With two graduate students, he built a small artificial neural network—a machine-learning system inspired by the neurons and synapses in the human brain that process and pass along information—and trained it to reproduce the results of his computer code. Instead of 2.5 million CPU hours and a supercomputer, the computations took less than five hours. That’s a 55,000 percent acceleration, one that could run on a laptop. Meade and his colleagues published their findings this year in Geophysical Research Letters.

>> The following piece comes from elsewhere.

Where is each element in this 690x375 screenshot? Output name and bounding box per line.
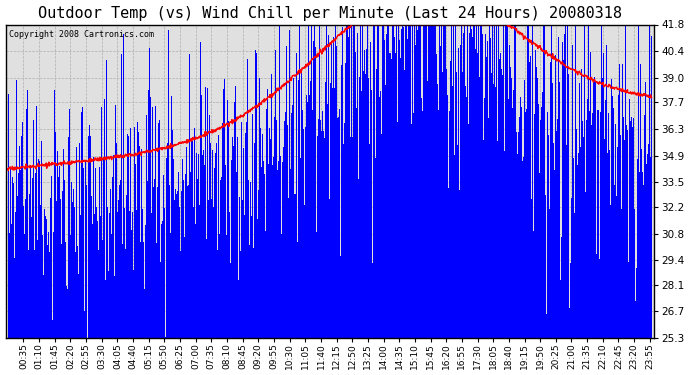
Title: Outdoor Temp (vs) Wind Chill per Minute (Last 24 Hours) 20080318: Outdoor Temp (vs) Wind Chill per Minute …: [38, 6, 622, 21]
Text: Copyright 2008 Cartronics.com: Copyright 2008 Cartronics.com: [9, 30, 154, 39]
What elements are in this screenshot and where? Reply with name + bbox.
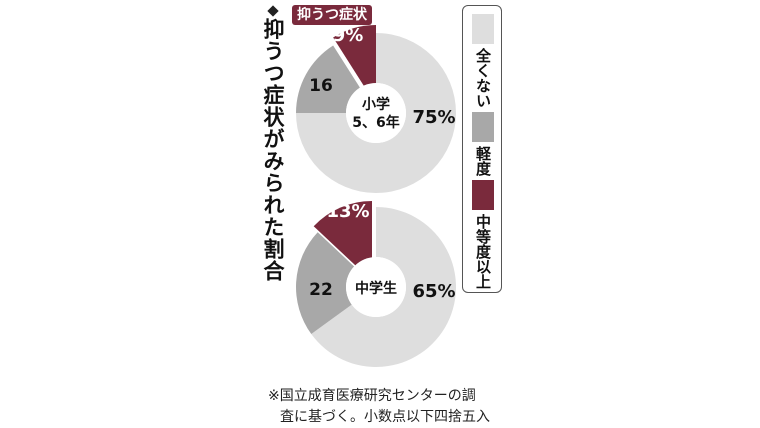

The catch is this: Meade doesn’t yet understand exactly how his neural network’s computations operate. In neural networks, this is often the case. But in that mystery, he says, lies the promise for science. “The neural network we built has come up with some representation of what our computer code does,” he explains. “But it doesn’t necessarily use the same functions that we’ve used,” ones with names and known mathematical properties. Instead, the neural network—which Meade trained using his trove of earthquake data and the end calculations his computer code yielded—can develop its own, much more computationally efficient, functions for getting from A to B. “In other words,” he says, “neural networks may be a tool for discovering functions that we haven’t gotten around to identifying and naming yet.” By “interrogating” the network after the fact, scientists can pick apart those nameless functions and learn from them. “This is an incredible tool for discovery,” Meade says. The goal is to start mapping the links between classical mathematics and as-yet undeciphered functions he and others are learning from neural networks: “Essentially, to create a Rosetta Stone.”


A visualization of Meade's neural network, showing how individual neurons (circles) are connected (colored lines) to facilitate complex computations.
Image courtesy of Brendan Meade

But the promise is more than just faster ways of completing calculations that scientists already understand; neural networks, he believes, may help decode complex natural systems whose underlying dynamics right now seem too messy or irregular for scientists to model effectively. Biology abounds with these conundrums, Meade says. So do the earth sciences. “When you think about fields that maybe aren’t as ‘clean’ as classical physics—the interaction between different parts of the environment, or within climate systems, or how the function of tectonic plates leads to earthquakes and builds mountains—we have lots of observations and data about these things,” but little ability to accurately predict how altering one element in a system of millions or billions might change a single output. Neural networks offer the prospect of making those predictions, Meade says, “even if we don’t understand the entire system at first.” That’s because, by processing data much faster and more efficiently than is otherwise possible, neural networks can spot previously invisible patterns and trends that current scientific models have had no way to identify and represent. “That’s truly the deep power of neural networks and artificial intelligence,” he says. “We have a tool now that can suggest new ideas to us. When we don’t know what to do, neural networks can give clues to a way forward.”

And Meade’s next step forward? He has recently turned his attention to a growing number of studies that attempt to identify precursors to earthquakes. Although scientists can tell with some accuracy where earthquakes are most likely to happen, it remains notoriously impossible to predict when one will strike. The studies conducted during the past decade have been confined to single earthquakes and small collections of isolated data, Meade says, but he wonders if neural networks might help scientists uncover broad and robust correlations that might help a city like Istanbul forecast and prepare for a quake. “The question now,” he says, “is whether we can assemble data sets that are large enough and coherent enough that we can go after the earthquake-prediction problem in earnest.”